The next step comes. "Within behavioural psychology, the branch of psychology that forms the foundation of this teaching manual, such dimensions are referred to as behaviours." Again, the words 'are referred to' are intended to carry the burden of 'are'; these dimensions are behaviours, are wholly behaviours, are whatever their involvement with mental states not in any meaningful sense mental states. To underline here, things that are not behaviours, or are at least not wholly behaviours,are to be referred to - are to be identified with - behaviours, as if I was to say "This dog will be referred to as a cat" and expected to command agreement.
So then to another list: "Behavioural psychology thus assesses such observable aggregates as intellectual behaviours, emotional behaviours, social behaviours, educational behaviours, language behaviours, aggressive behaviours, occupational behaviours, and self-help behaviours." Here the hybrids - the 'observable aggregates' - are approaching the oxymoronic. What is 'intellectual behaviour'? The intellect is internal, behaviour is external, philosophers have struggled for centuries to link the two, sometimes through the pineal gland, but there appears to have been a shortcut. Occupational behaviours, though, are unquestionably behaviours; one's job description is not under any philosophy internal. Aggressive behaviour, on the other hand, is a descriptor of a medieval humour, reading back from the thrown punch to a socially transgressive attitude that is then assumed to be an internal category. But then - 'observable aggregates'? You can observe a behaviour, you can't observe an aggregation; that's a construct, a hypothesis.
I'm not just spinning my wheels here, being ironic; classical behaviourism did have a means of resolving just this difficulty. In full-court-press behaviourism there was only behaviour, no aggression, no intellect,no emotion. There was only stimulus and response, and no resort to any explanation that involved the black box. I think that was the wrong answer - spectacularly so - but it was consistent, which modern behaviourism isn't.
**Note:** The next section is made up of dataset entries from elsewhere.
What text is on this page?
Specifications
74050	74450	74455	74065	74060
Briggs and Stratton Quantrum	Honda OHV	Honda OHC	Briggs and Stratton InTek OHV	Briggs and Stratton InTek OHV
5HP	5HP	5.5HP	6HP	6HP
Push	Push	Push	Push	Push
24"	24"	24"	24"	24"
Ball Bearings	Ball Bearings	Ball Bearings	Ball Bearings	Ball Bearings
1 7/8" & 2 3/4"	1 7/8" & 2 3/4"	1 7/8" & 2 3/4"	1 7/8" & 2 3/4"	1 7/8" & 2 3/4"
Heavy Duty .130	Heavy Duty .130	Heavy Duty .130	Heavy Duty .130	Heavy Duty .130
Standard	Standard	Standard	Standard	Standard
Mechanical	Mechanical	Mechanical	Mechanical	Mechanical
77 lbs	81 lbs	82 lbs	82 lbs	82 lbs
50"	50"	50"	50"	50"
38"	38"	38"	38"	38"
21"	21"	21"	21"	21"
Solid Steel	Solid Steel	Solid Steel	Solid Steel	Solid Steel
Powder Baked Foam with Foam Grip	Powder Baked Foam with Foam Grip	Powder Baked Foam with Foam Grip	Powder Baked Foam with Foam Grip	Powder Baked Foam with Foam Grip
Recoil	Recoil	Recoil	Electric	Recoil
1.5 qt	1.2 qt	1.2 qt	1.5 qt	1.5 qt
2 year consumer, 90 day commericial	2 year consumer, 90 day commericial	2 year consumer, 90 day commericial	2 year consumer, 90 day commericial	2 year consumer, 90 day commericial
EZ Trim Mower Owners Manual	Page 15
Modern behaviourism has abandoned the underlying theory without changing any of its own behaviours; its prescriptions are identical now and then, which is why the Lovaas method has been able to bridge the eras.
But we haven't finished yet."Insofar as behaviours can be observed, they can also be separated and objectively measured." That 'insofar' is another linguistic card trick. The sentence could mean either "To the extent that [intellectual] behaviours can be observed, they can be measured"; which is a mild claim, particularly if one sets the extent to zero. It also carries the burden of "Because [intellectual] behaviours can be observed, they can be measured" and we have been carried further into accepting the ability of behavioural psychology to speak authoritatively about that which it cannot know.
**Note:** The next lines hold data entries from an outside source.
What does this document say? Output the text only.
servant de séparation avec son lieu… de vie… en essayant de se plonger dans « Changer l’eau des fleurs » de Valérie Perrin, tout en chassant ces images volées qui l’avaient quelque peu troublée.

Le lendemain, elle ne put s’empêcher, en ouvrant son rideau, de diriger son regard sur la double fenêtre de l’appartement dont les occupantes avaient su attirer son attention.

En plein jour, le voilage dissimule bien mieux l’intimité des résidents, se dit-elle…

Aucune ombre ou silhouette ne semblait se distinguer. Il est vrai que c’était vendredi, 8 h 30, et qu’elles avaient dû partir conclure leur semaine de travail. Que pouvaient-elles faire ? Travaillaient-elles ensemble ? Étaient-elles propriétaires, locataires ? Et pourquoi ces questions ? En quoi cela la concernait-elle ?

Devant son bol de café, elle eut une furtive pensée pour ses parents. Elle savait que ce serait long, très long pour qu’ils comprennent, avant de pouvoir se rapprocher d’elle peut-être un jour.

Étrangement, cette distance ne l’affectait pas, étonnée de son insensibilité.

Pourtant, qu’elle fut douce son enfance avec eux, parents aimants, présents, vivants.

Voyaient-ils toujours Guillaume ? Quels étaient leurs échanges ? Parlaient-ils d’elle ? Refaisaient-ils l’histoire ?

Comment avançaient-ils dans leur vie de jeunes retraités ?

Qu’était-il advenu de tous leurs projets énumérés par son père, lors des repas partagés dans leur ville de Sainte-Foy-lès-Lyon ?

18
And even if it is only behaviour, does that mean we must accept that it can be separated and objectively measured? I'm still unconvinced. How does one separate a single behaviour? When does it start, when does it stop? We are certainly going to get practical examples further in to the book, but the theoretical issues have not yet been dealt with satisfactorily.
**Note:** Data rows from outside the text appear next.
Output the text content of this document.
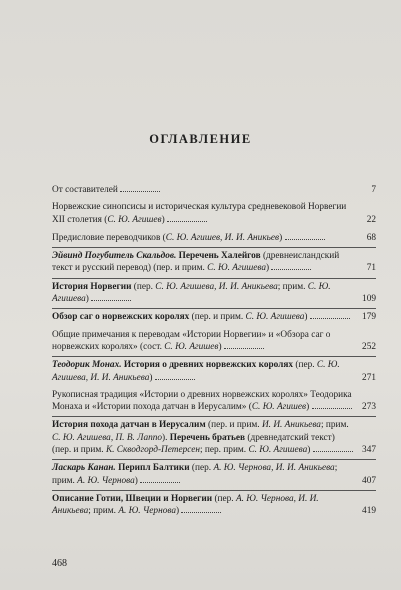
ОГЛАВЛЕНИЕ
От составителей	7
Норвежские синопсисы и историческая культура средневековой Норвегии XII столетия (С. Ю. Агишев)	22
Предисловие переводчиков (С. Ю. Агишев, И. И. Аникьев)	68
Эйвинд Погубитель Скальдов. Перечень Халейгов (древнеисландский текст и русский перевод) (пер. и прим. С. Ю. Агишева)	71
История Норвегии (пер. С. Ю. Агишева, И. И. Аникьева; прим. С. Ю. Агишева)	109
Обзор саг о норвежских королях (пер. и прим. С. Ю. Агишева)	179
Общие примечания к переводам «Истории Норвегии» и «Обзора саг о норвежских королях» (сост. С. Ю. Агишев)	252
Теодорик Монах. История о древних норвежских королях (пер. С. Ю. Агишева, И. И. Аникьева)	271
Рукописная традиция «Истории о древних норвежских королях» Теодорика Монаха и «Истории похода датчан в Иерусалим» (С. Ю. Агишев)	273
История похода датчан в Иерусалим (пер. и прим. И. И. Аникьева; прим. С. Ю. Агишева, П. В. Лаппо). Перечень братьев (древнедатский текст) (пер. и прим. К. Скводгорд-Петерсен; пер. прим. С. Ю. Агишева)	347
Ласкарь Канан. Перипл Балтики (пер. А. Ю. Чернова, И. И. Аникьева; прим. А. Ю. Чернова)	407
Описание Готии, Швеции и Норвегии (пер. А. Ю. Чернова, И. И. Аникьева; прим. А. Ю. Чернова)	419
468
And measured? Again, some doubts remain. If one has separated behaviours, they can be counted; but can they be measured, a term which implies comparison, even numerical comparison? Heights ands weights can be treated mathematically, multiplied, divided, subtracted and added; behaviours would seem to have only the less-than< and greater-than> operators.
To be fair, that last Lovaas sentence was from another paragraph.
OK, you don't go to Lovaas for theory, that was Skinner; this beginning may simply be a pious invocation of the old Skinnerian gods. Even so, it's hardly satisfactory.